Alex agrees to help rebuild Rachel’s tarnished image by offering his connections and his home to host an exclusive pop-up dinner party targeted to Denver’s most influential citizens: the Saturday Night Supper Club. As they work together to make the project a success, Rachel begins to realize Alex is not the unfeeling opportunist she once thought he was, and that perhaps there’s life--and love--outside the pressure-cooker of her chosen career. But can she give up her lifelong goals without losing her identity as well? 

My Thoughts

This book released in February of 2018 and I promptly borrowed it from the library, extended it the maximum number of times, and returned it unread. During a recent trip to the bookstore, I found it on sale so I picked it up and I'm glad I did! If you like contemporary Christian fiction, I think you should add this to your summer reading list.

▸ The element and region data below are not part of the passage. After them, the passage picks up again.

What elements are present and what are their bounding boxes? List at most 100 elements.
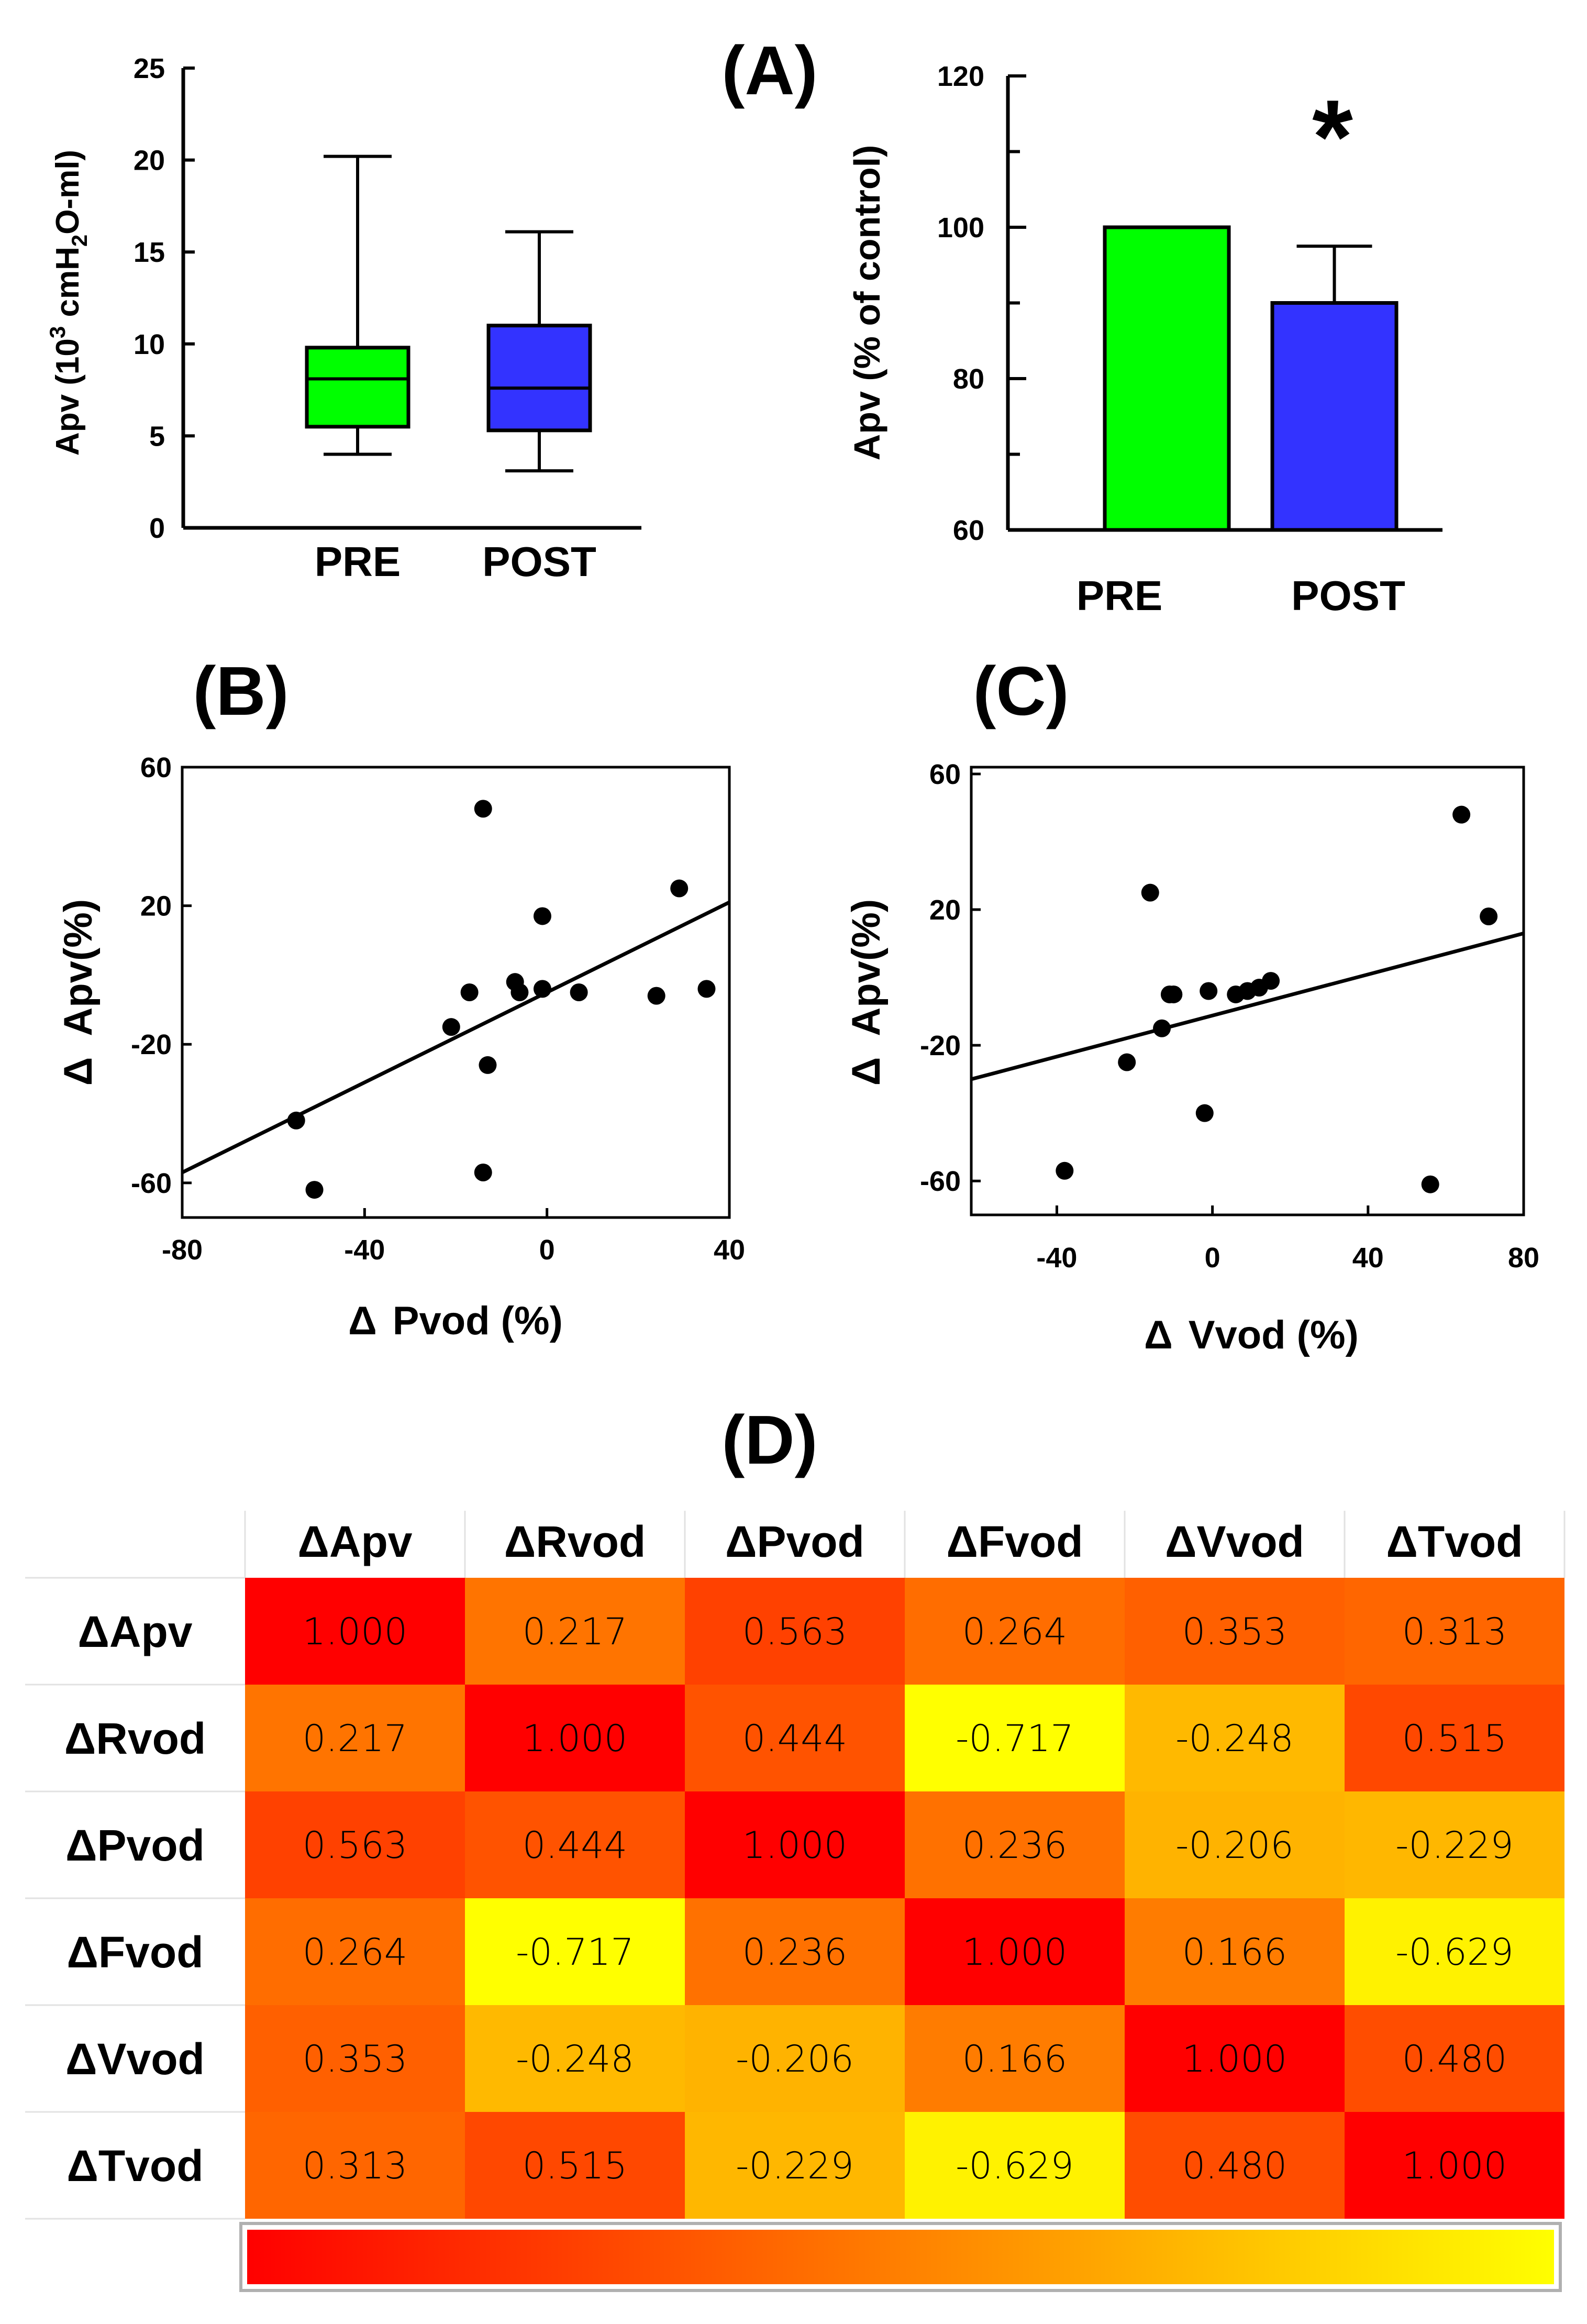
heatmap-col-header: ΔFvod [946, 1517, 1083, 1566]
bar-pre [1103, 225, 1231, 532]
heatmap-cell [685, 1578, 905, 1685]
box-plot-boxes [305, 154, 592, 473]
correlation-heatmap: ΔApv ΔRvod ΔPvod ΔFvod ΔVvod ΔTvod ΔApv ΔRvod ΔP… [25, 1511, 1566, 2220]
scatter-b-point [305, 1181, 324, 1199]
heatmap-cell-value: 0.313 [303, 2144, 407, 2187]
scatter-b-point [474, 1164, 492, 1181]
heatmap-cell [1345, 1791, 1564, 1898]
scatter-c-y-text: Apv(%) [844, 899, 889, 1036]
scatter-b-y-tick-label: 60 [140, 752, 172, 783]
panel-label-c: (C) [973, 652, 1069, 729]
heatmap-cell-value: 1.000 [523, 1717, 627, 1760]
heatmap-cell-value: 1.000 [742, 1824, 847, 1867]
heatmap-cell [905, 2112, 1125, 2219]
heatmap-col-header: ΔTvod [1386, 1517, 1523, 1566]
panel-label-d: (D) [722, 1401, 817, 1478]
scatter-b-x-text: Pvod (%) [393, 1299, 563, 1343]
bar-chart-y-ticks: 60 80 100 120 [937, 61, 1026, 546]
heatmap-cell [1345, 1685, 1564, 1791]
scatter-c-x-tick-label: 80 [1508, 1242, 1539, 1274]
heatmap-cell [465, 1578, 685, 1685]
scatter-c-y-tick-label: 60 [929, 759, 961, 790]
heatmap-row-header: ΔRvod [64, 1714, 206, 1763]
scatter-b-x-tick-label: -40 [344, 1234, 385, 1266]
scatter-c-y-tick-label: 20 [929, 894, 961, 926]
panel-label-a: (A) [722, 32, 817, 109]
scatter-c-frame [970, 766, 1525, 1216]
scatter-c-point [1195, 1104, 1214, 1122]
heatmap-cell-value: 0.444 [523, 1824, 627, 1867]
scatter-b-y-tick-label: 20 [140, 891, 172, 922]
scatter-b-point [570, 983, 588, 1001]
heatmap-cell [1345, 2112, 1564, 2219]
bar-post [1270, 301, 1399, 532]
heatmap-cell-value: 0.515 [1402, 1717, 1507, 1760]
box-post [486, 324, 592, 433]
heatmap-cell [1125, 2005, 1345, 2112]
scatter-c-ticks: -40 0 40 80 60 20 -20 -60 [920, 759, 1539, 1274]
heatmap-cell-value: 0.313 [1402, 1610, 1507, 1653]
scatter-c-point [1153, 1019, 1171, 1037]
bar-tick-label: 120 [937, 61, 984, 92]
heatmap-cell [1345, 1578, 1564, 1685]
box-tick-label: 25 [134, 53, 165, 84]
heatmap-cell-value: -0.206 [736, 2038, 854, 2080]
scatter-b-fit-line [181, 900, 730, 1175]
box-tick-label: 20 [134, 145, 165, 176]
scatter-c-x-tick-label: -40 [1036, 1242, 1077, 1274]
heatmap-cell [245, 1578, 465, 1685]
box-plot-y-label-pre: Apv (10 [50, 338, 86, 456]
heatmap-cell [465, 2112, 685, 2219]
bar-chart-category-pre: PRE [1077, 572, 1163, 619]
heatmap-cell-value: 1.000 [1402, 2144, 1507, 2187]
scatter-c-y-tick-label: -20 [920, 1030, 961, 1061]
heatmap-cell [685, 1685, 905, 1791]
box-plot-y-ticks: 0 5 10 15 20 25 [134, 53, 195, 544]
box-tick-label: 15 [134, 237, 165, 268]
bar-chart-y-label: Apv (% of control) [847, 145, 887, 461]
box-plot-category-post: POST [482, 538, 596, 585]
scatter-b-point [460, 983, 479, 1001]
scatter-b-point [697, 980, 716, 998]
bar-tick-label: 100 [937, 212, 984, 244]
scatter-b: -80 -40 0 40 60 20 -20 -60 Δ Pvod (%) Δ Apv(%) [56, 752, 745, 1343]
heatmap-col-header: ΔRvod [504, 1517, 646, 1566]
heatmap-cell-value: 0.563 [303, 1824, 407, 1867]
scatter-b-y-tick-label: -20 [131, 1029, 172, 1060]
colorbar-gradient [247, 2230, 1554, 2284]
heatmap-cell-value: 1.000 [962, 1931, 1067, 1974]
scatter-c-point [1452, 805, 1471, 824]
scatter-c-y-delta: Δ [844, 1057, 889, 1086]
heatmap-cell-value: 1.000 [303, 1610, 407, 1653]
box-plot-y-label-mid: cmH [50, 247, 86, 326]
heatmap-cell-value: 0.217 [523, 1610, 627, 1653]
heatmap-cell [245, 2112, 465, 2219]
heatmap-cell [1345, 1898, 1564, 2005]
box-pre [305, 346, 410, 429]
heatmap-cell [685, 1898, 905, 2005]
scatter-b-point [670, 879, 689, 898]
heatmap-cell-value: -0.248 [1175, 1717, 1294, 1760]
heatmap-cell [685, 2112, 905, 2219]
panel-label-b: (B) [193, 652, 288, 729]
box-plot-y-label-post: O-ml) [50, 150, 86, 235]
heatmap-cell [685, 1791, 905, 1898]
scatter-c-point [1200, 982, 1218, 1000]
heatmap-col-header: ΔPvod [725, 1517, 864, 1566]
heatmap-cell-value: -0.629 [1395, 1931, 1514, 1974]
scatter-c-x-tick-label: 0 [1205, 1242, 1220, 1274]
scatter-b-ticks: -80 -40 0 40 60 20 -20 -60 [131, 752, 745, 1266]
heatmap-cell-value: 0.444 [742, 1717, 847, 1760]
scatter-c-point [1056, 1161, 1074, 1180]
scatter-b-point [533, 980, 551, 998]
heatmap-cell-value: 0.264 [962, 1610, 1067, 1653]
heatmap-cell-value: 0.236 [742, 1931, 847, 1974]
scatter-b-point [479, 1056, 497, 1074]
scatter-c-x-text: Vvod (%) [1189, 1313, 1359, 1357]
heatmap-cell-value: -0.206 [1175, 1824, 1294, 1867]
heatmap-row-header: ΔPvod [65, 1821, 205, 1870]
heatmap-cell [245, 1685, 465, 1791]
bar-chart-category-post: POST [1291, 572, 1405, 619]
heatmap-row-header: ΔFvod [66, 1928, 203, 1977]
heatmap-cell-value: 0.264 [303, 1931, 407, 1974]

I related to Rachel right away. She is really wrapped up in her job and I have certainly been at times, too. I don't know anything about being a chef or working in a kitchen but I could certainly relate to her drive for success (even if we have different reasons for that drive). Rachel makes a mistake and her two business partners run her out of their business. It's interesting to see how that turn of events changes Rachel.

I liked Rachel's besties, Ana and Melody. I loved how they had Rachel's back and were cheering her on. These women were like family to Rachel and I loved that element of the story. I also like Alex's sister and hope we get to see her story unfold in future books.

I liked that Alex sought advice from a close family friend about a decision he had to make and the friend told him to pray about it and listen to the Lord. At another part of the book, Alex tells Rachel that God made her who she is and she is that person all the time - not just when she's working. That is a great reminder! We aren't just who we are in our careers, who we are as mothers, or who we are as (insert however you define yourself here). God made us each unique with talents and abilities to use all the time - not just in our careers, parenting, etc.

I liked how the book ended and I am looking forward to reading Melody's story set to be released next year!